Der Wettbewerb „Sterne des Sports“ setzt seit etwa zwei Jahrzehnten ein klares Zeichen für die Anerkennung und Förderung ehrenamtlichen Engagements in Deutschland. Gerade in Zeiten des sozialen Wandels und einer zunehmend digitalisierten Gesellschaft gewinnt das gemeinschaftliche Wirken von Sportvereinen immer mehr an Bedeutung. Ihre Projekte, wie zum Beispiel „Coach4Future – Junge Helden im Ehrenamt“ vom Siegerverein Cheer & Dance, Dance e. V., Waldheim, fördern nicht nur sportliche Leistungen, sondern bilden eine Grundlage für Wertevermittlung, Integration und soziale Teilhabe.

Diese Auszeichnung verdeutlicht, wie wichtig es ist, jungen Menschen Chancen zu bieten, Verantwortung zu übernehmen und aktiv am Vereinsleben teilzunehmen. Diese Rolle der Vereine als Orte des Austauschs und der Kooperation wird auch von den Organisatoren des Wettbewerbs, den Volksbanken und Raiffeisenbanken sowie dem Deutschen Olympischen Sportbund (DOSB), hervorgehoben. Sie erkennen das Potenzial dieser lokalen Initiativen, einen positiven Beitrag zur sozialen Kohäsion zu leisten.

Ein Blick auf frühere Preisträger zeigt, dass die geförderten Projekte oft weit über regionale Grenzen hinaus wirken. Konzepte, die erfolgreich sind, werden häufig adaptiert und inspirieren andere Organisationen. Diese Multiplikatoreneffekte tragen entscheidend dazu bei, das Ehrenamt zu stärken und innovative Lösungsansätze in verschiedenen gesellschaftlichen Kontexten zu fördern.

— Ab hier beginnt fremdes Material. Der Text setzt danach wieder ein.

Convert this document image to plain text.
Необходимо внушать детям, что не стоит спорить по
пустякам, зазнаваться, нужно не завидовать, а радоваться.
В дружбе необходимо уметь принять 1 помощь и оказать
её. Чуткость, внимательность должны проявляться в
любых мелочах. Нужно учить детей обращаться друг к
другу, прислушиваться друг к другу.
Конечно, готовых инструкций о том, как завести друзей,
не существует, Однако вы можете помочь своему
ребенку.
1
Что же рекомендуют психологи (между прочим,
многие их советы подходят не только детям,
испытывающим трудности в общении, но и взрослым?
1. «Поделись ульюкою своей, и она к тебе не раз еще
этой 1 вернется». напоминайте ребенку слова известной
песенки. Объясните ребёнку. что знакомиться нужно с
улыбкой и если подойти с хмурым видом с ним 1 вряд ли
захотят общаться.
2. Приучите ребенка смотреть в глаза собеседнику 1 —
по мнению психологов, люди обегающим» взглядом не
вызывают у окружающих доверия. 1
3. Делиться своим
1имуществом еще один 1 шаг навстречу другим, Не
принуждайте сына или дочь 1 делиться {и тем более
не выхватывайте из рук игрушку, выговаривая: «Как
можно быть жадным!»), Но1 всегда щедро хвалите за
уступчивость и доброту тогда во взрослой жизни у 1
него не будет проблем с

Prognosen deuten darauf hin, dass der Druck auf ehrenamtlich geführte Vereine aufgrund knapper werdender Ressourcen und veränderter gesellschaftlicher Bedingungen weiter zunehmen könnte. Doch gerade dieser Wettbewerb leistet einen wichtigen Beitrag dazu, solche Herausforderungen mit Kreativität und Zusammenarbeit zu meistern. Durch die finanzielle Unterstützung der prämierten Projekte wird es möglich, langfristig nachhaltig zu wirken, sei es im Bereich Inklusion, Gesundheit oder Klimaschutz.

Nachhaltigkeit zählt zudem zu einem der aktuellen Trends innerhalb der Sportgemeinschaft. Immer mehr Vereine leiten Umstellungen hin zu umweltfreundlicheren Praktiken ein, was sowohl ökologischen als auch wirtschaftlichen Nutzen bringt. Solche Entwicklungen könnten in Zukunft häufiger im Fokus stehen und ebenfalls durch die „Sterne des Sports“ unterstützt werden.

Insgesamt bleibt abzuwarten, wie sich das Engagement der teilnehmenden Vereine auf Bundesebene weiterentwickeln wird, insbesondere vor dem Finale, wo am 20. Januar 2025 die Bundespreise von keinem Geringeren als Bundespräsident Frank-Walter Steinmeier persönlich verliehen werden. Der Ausgang dieser Veranstaltung könnte richtungsweisend für weitere Initiativen und die Stärkung des ehrenamtlichen Engagements in Deutschland sein.